Not refusing the hardware, refusing the requirements! It's too much, when will it end? You don't need 1.5 GB bandwidth just to download a compiler!! You don't need 2 GB for an OS!!

> > > Yeah. But while it is not universal, at least it can be used
> adequately
> > for
> > > certain tasks.
> >
> > Anything can be used for "certain" tasks. GCC 1.x was considered decent
> > too. Same as 2.x. Same as 3.x
>
> Yes. ALL FOR THE REQUIREMENTS OF THEIR TIMES !

What requirements changed? Do people eat 1000x more food? Pay 1000x more money? Speak 1000x more words?

> > BTW, in case you haven't noticed, a lot of changes have happened due to
> > indirect influence from Clang (written in C++), which is preferred by
> Mac
> > OS X, FreeBSD, Minix, and even Embarcadero.
>
> Bollocks. Even on LLVM's main targets, gcc still beats LLVM.

Only in very very minor ways (see below).

> I'm a LLVM sympathizer, and have regularly followed FreeBSD with LLVM
> meetings in the last years (mostly on FOSDEM)

AFAIK, FreeBSD 10 (x86, x64) will have only Clang. Ports will still prefer GCC 4.6.

> But that is from a license based (and GCC monopoly scare) perspective, and
> doesn't mean I shut my eyes for realities.
>
> LLVM's honeymoon is coming to an end. They have been promising great
> advancements due to superior architecture for nearly half a decade now, and
> STILL can't routinely match gcc in depth (performance on their main target
> architecture), let alone in width (number of targets)

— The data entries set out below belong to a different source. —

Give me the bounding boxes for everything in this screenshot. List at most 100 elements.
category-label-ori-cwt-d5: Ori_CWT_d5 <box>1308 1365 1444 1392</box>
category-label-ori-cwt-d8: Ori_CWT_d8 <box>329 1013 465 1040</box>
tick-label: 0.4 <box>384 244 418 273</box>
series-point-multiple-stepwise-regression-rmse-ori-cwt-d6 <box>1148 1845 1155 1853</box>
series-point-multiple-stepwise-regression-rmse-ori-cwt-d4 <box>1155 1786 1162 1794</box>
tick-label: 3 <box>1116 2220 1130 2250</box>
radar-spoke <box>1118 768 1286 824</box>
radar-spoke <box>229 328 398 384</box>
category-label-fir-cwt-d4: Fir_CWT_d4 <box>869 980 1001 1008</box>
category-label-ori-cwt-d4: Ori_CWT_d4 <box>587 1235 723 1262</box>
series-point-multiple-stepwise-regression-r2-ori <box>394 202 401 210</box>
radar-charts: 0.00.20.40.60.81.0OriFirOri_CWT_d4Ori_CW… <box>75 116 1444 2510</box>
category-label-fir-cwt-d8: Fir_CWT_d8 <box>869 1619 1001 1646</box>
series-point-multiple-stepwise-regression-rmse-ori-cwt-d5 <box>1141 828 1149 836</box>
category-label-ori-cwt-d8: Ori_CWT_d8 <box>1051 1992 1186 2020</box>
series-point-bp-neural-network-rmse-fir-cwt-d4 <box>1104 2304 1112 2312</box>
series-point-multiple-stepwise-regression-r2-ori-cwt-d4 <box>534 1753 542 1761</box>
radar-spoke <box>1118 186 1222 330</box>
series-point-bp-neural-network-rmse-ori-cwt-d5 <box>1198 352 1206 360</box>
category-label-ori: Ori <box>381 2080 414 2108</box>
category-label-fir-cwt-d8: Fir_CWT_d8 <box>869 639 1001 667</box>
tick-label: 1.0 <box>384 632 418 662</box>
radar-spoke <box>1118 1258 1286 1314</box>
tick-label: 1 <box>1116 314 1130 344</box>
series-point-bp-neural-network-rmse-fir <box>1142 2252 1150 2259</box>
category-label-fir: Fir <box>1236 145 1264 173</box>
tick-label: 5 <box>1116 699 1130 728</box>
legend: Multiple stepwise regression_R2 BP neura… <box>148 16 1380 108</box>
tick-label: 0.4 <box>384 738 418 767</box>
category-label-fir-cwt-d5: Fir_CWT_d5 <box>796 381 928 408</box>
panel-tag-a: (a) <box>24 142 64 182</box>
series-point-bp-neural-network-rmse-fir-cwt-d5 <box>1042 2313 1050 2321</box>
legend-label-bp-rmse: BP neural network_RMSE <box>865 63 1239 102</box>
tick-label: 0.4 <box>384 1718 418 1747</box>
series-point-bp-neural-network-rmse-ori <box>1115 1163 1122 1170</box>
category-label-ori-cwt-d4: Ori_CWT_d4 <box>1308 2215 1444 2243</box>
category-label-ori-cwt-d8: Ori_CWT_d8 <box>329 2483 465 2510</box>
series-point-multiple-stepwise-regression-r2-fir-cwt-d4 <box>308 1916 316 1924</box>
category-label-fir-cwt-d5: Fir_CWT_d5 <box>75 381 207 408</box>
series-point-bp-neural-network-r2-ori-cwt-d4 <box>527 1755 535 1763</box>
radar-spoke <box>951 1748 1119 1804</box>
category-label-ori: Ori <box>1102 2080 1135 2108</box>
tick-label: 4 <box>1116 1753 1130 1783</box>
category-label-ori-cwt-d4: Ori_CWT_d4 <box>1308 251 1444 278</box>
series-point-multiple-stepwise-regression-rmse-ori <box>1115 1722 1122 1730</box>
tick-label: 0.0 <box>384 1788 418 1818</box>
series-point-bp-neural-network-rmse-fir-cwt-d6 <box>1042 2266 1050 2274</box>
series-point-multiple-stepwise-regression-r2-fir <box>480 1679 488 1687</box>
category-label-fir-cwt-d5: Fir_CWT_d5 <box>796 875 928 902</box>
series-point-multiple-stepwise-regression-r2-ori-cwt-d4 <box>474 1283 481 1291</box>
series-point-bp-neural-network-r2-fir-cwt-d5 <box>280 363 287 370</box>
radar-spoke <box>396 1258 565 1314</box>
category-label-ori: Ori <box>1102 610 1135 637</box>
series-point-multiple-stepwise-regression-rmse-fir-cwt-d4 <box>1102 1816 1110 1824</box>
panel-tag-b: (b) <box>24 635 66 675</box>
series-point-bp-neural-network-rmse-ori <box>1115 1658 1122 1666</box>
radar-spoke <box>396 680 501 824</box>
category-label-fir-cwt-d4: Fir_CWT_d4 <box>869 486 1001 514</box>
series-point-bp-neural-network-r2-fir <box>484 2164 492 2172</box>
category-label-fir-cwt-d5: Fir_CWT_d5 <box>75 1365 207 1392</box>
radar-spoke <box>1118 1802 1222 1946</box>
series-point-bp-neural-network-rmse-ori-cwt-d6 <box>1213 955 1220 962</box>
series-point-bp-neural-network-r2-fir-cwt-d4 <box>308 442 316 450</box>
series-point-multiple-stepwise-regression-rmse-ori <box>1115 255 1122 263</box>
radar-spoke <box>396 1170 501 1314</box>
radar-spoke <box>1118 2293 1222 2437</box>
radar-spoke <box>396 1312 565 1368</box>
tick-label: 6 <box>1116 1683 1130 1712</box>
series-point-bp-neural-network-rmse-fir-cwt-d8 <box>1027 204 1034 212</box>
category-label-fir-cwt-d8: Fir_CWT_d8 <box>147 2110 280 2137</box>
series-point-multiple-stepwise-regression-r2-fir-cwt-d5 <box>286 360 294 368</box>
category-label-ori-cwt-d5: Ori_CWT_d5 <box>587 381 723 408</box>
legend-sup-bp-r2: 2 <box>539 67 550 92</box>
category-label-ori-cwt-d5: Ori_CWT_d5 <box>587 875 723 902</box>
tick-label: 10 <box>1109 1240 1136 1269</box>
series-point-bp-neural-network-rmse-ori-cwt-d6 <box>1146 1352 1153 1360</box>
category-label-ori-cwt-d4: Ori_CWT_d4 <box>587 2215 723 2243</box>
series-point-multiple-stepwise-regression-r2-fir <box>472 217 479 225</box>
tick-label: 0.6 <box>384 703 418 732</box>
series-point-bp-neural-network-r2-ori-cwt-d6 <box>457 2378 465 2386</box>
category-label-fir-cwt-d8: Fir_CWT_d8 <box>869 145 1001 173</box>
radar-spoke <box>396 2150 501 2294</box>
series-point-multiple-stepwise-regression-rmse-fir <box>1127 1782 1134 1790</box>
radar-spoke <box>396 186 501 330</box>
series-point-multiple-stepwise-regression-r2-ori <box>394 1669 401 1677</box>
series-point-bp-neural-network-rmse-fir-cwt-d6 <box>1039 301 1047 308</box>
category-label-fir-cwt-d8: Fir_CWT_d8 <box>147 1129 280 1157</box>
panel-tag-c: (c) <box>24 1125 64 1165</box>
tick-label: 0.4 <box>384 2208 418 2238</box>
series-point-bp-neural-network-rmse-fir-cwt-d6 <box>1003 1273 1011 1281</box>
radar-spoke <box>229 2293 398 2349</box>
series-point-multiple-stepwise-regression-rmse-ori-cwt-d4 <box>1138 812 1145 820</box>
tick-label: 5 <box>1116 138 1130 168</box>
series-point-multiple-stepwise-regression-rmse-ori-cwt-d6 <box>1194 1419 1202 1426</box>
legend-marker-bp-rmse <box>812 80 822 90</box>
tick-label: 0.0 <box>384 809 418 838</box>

No, it's still vibrant and ongoing. IBM recently contributed a bunch of patches for PowerPC and System Z. It's only approx. 7-15% slower there than GCC.

It's not overall performance that is a problem but the lack of existing cpu backend support (and pre-existing code that assumed nothing else would ever exist).

> The tide is changing, and they better start showing results soon, or even
> good PR and commercial friends won't save them, and the only thing in
> favour of them will be the license.

Apple, IBM, Intel (not ICC), Embarcadero, FreeBSD, Minix all use and support it. There's probably more groups than that, obviously. It's far from dying.

You didn't react, so I guess you already knew (or maybe not): Embarcadero uses (actually, sells) modified Clang as their BCC64. That doesn't sound like they need saving! Quite shocking to me to hear that but not realistically that surprising. (I just wish I understood how some of these people calculate their prices, it seems extremely arbitrary.) Yes, even your beloved Delphi is rumored to be migrating to LLVM. Then, worse performance or not, you're stuck! Enjoy your upgrade!